1 - Épilepsie (50%) partielle une fois sur deux.
2 - Hydrocéphalie (55%) tri ou quadriventriculaire. HTIC.
3 - Aspects pseudo tumoraux (10%) avec signes déficitaires focalisés (souvent liés à des endartérites inflammatoires).
4 - Méningo-encéphalite (5%), aiguë ou chronique.

PARACLINIQUE
1 - TDM : hypodensités kystiques mal limitées avec prise de contraste, oedème péri-lésionnel. Calcifications en anneaux dans les formes précoces, calcifications nodulaires ensuite puis en masse dans les formes séquellaires.
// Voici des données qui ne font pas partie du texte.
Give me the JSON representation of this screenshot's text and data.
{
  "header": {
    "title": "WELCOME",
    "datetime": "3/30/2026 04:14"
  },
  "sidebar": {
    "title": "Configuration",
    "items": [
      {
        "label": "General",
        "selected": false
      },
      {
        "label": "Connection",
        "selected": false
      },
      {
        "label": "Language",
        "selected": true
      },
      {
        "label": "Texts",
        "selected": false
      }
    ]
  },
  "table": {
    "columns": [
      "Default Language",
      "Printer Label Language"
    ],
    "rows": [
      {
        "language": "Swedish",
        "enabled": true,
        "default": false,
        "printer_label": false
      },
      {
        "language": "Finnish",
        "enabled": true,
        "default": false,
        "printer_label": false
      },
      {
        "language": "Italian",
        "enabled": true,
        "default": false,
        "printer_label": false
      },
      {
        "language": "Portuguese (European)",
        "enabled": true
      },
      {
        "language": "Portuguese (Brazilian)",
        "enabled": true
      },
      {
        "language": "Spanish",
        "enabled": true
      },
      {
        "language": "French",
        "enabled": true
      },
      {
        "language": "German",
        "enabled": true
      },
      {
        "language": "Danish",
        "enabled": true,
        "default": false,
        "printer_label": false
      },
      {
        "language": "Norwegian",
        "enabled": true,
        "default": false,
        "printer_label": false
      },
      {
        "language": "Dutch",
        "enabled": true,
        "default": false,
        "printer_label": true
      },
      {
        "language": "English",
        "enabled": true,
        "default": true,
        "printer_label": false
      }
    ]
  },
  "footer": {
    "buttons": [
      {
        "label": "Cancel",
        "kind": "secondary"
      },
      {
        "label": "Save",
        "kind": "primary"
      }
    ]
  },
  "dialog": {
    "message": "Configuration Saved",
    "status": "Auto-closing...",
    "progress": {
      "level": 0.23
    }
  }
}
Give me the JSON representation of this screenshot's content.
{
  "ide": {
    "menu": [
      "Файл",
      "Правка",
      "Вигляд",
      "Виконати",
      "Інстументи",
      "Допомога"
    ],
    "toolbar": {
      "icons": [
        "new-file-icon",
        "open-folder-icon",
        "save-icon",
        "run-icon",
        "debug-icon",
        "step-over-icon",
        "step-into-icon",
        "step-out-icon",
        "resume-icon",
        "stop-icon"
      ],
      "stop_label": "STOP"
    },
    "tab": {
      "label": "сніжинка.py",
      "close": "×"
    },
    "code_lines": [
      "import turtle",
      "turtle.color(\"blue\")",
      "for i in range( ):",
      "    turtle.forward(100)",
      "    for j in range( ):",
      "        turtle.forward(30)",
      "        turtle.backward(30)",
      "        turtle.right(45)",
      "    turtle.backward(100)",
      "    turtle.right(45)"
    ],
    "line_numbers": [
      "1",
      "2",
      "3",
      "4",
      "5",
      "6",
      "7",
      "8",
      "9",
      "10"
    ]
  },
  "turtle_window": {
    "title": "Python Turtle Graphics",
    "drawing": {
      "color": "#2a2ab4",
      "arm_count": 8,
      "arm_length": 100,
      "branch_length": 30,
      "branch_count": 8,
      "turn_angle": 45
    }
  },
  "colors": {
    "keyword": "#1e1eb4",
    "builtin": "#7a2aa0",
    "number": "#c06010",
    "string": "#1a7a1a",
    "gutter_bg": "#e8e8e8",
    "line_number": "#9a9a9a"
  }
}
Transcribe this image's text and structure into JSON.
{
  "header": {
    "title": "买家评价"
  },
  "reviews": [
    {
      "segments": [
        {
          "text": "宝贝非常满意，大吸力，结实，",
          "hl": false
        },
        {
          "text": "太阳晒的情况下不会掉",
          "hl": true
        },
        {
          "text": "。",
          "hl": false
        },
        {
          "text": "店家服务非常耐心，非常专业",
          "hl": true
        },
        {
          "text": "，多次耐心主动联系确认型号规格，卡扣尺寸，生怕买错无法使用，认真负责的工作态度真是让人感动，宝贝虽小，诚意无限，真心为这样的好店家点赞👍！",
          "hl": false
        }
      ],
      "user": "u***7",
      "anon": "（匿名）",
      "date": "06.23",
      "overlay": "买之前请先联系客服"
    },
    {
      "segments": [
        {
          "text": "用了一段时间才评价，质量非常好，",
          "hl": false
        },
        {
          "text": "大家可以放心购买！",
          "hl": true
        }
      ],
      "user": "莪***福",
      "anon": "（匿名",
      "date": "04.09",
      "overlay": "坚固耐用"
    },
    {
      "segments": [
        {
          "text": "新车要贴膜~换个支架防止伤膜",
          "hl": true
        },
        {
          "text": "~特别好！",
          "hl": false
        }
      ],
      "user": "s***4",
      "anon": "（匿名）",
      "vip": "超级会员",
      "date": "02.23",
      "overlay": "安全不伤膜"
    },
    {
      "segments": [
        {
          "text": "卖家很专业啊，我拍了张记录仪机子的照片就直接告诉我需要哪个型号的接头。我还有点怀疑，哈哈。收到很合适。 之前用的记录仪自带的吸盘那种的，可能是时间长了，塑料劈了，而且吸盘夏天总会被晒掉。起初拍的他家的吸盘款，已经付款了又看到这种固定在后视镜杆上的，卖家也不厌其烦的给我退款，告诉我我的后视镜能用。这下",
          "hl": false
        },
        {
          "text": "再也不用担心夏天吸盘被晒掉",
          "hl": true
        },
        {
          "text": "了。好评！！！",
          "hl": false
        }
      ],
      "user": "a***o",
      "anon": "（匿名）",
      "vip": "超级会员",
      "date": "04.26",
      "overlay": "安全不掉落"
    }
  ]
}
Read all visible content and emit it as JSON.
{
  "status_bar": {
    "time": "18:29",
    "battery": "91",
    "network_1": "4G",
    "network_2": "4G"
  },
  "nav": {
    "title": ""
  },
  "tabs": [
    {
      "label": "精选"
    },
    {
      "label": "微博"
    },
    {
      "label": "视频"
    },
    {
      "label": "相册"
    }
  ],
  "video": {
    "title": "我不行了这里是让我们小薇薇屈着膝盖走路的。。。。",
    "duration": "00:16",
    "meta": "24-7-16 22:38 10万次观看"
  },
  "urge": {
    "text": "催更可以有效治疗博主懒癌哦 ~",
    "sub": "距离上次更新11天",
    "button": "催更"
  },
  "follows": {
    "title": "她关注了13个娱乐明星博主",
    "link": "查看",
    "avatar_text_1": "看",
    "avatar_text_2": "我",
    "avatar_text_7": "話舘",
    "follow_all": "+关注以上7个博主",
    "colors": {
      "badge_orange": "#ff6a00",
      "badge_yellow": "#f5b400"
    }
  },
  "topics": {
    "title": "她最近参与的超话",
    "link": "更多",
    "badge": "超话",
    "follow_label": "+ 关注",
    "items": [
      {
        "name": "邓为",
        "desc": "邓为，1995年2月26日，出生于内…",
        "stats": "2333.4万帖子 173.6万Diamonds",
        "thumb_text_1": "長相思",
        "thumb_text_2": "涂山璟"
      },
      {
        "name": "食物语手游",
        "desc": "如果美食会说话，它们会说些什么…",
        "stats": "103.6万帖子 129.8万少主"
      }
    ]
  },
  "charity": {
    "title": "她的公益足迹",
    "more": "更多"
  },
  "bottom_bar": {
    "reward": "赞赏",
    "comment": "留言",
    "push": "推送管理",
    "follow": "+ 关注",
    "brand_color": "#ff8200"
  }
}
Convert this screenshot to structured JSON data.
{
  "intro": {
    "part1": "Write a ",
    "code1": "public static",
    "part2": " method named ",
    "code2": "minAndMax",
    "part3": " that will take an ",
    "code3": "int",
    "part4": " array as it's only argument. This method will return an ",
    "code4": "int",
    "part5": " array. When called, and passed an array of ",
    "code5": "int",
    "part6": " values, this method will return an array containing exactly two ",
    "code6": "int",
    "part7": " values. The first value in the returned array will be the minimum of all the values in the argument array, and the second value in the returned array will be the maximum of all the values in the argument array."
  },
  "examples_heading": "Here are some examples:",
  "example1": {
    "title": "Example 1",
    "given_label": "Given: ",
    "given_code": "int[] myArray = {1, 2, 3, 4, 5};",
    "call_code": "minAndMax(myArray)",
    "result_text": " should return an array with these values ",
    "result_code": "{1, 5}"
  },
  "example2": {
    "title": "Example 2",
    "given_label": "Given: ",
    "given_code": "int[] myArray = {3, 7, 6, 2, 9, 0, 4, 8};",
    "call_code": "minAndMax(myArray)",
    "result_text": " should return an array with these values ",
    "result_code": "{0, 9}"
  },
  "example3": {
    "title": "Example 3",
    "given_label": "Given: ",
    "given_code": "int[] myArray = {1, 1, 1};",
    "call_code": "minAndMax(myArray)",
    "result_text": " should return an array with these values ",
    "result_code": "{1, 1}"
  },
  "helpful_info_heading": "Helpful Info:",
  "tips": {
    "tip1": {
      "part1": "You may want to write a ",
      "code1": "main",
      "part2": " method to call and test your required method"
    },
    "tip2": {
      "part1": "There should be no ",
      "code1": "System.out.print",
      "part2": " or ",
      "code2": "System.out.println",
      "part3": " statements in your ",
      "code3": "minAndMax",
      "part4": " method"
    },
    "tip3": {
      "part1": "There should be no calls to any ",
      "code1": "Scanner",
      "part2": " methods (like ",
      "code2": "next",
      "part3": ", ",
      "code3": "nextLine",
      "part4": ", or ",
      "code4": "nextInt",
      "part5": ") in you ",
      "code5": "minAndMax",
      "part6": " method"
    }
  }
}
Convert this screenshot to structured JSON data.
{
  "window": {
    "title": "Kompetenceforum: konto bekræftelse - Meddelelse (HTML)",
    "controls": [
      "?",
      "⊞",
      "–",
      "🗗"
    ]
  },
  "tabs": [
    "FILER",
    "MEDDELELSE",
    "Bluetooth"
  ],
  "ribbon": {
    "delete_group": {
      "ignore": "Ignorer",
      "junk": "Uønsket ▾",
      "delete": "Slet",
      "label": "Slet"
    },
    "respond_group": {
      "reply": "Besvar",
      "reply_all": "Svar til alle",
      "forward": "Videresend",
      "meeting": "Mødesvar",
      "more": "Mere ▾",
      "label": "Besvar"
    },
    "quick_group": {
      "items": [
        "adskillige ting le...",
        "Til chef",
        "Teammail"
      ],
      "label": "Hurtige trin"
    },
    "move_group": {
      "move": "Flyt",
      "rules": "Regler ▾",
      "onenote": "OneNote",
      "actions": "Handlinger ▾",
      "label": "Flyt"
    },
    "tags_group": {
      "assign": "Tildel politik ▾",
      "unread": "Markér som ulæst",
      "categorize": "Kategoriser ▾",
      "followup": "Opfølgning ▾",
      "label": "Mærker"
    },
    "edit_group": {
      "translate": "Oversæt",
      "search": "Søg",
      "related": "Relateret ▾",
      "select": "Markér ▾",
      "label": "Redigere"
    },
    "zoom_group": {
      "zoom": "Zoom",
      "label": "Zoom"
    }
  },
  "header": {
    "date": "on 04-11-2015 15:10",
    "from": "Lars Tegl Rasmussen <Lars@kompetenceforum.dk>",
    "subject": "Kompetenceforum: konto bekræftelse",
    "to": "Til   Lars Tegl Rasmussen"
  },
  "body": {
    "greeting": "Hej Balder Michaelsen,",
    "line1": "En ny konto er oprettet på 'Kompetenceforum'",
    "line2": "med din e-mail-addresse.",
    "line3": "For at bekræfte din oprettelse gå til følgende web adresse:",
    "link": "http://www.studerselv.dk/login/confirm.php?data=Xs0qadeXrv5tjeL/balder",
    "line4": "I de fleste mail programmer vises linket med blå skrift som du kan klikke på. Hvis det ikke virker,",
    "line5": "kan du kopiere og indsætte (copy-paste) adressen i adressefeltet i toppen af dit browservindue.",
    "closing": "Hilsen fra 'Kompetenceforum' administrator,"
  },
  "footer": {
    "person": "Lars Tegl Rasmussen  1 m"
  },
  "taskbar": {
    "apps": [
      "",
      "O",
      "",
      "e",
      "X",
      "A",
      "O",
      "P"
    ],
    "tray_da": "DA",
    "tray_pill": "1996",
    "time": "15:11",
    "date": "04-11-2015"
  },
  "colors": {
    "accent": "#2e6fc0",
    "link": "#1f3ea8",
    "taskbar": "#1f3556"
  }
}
Hydrocéphalie.
- IRM : lésions kystiques punctiformes hypointenses nodulaires ou micronodulaires en T2. Intérêt pour les formes ventriculaires.
2 - Examens immunologiques (sérum et LCS) : ELISA et WESTERN BLOT (ELB). Ils définissent le type évolutif de la maladie (forme évolutive avec ou sans vésicule, forme calcifiée). Les résultats sont aléatoires, en raison de la bonne tolérance du tissu nerveux à ces formes larvaires.
3 - Radiographie du crâne : kystes ovalaires calcifiés. Ceux -ci peuvent s’observer aussi dans les muscles (aspect en grain de riz).

TRAITEMENT
Médical
Praziquantel. Il n’agit que sur les formes kystiques, les formes calcifiées n’exigeant pas de traitement antiparasitaire. Posologie : 50 mg/kg/jour par cures de 2 à 3 semaines associées à une corticothérapie (20 à 40 mg/jour) pendant les premiers jours. Ce traitement est poursuivi jusqu’à amélioration ou disparition des signes cliniques et radiologiques.
Résultat : 90% de guérison dans les formes parenchymateuses.
Albendazole : 15mg/kg/j.
Un traitement antiépileptique est associé.

Chirurgie . Elle est réservée aux formes intraventriculaires susceptibles d’entraîner une hydrocéphalie et une HTIC aiguë.Le traitement médical doit être associé.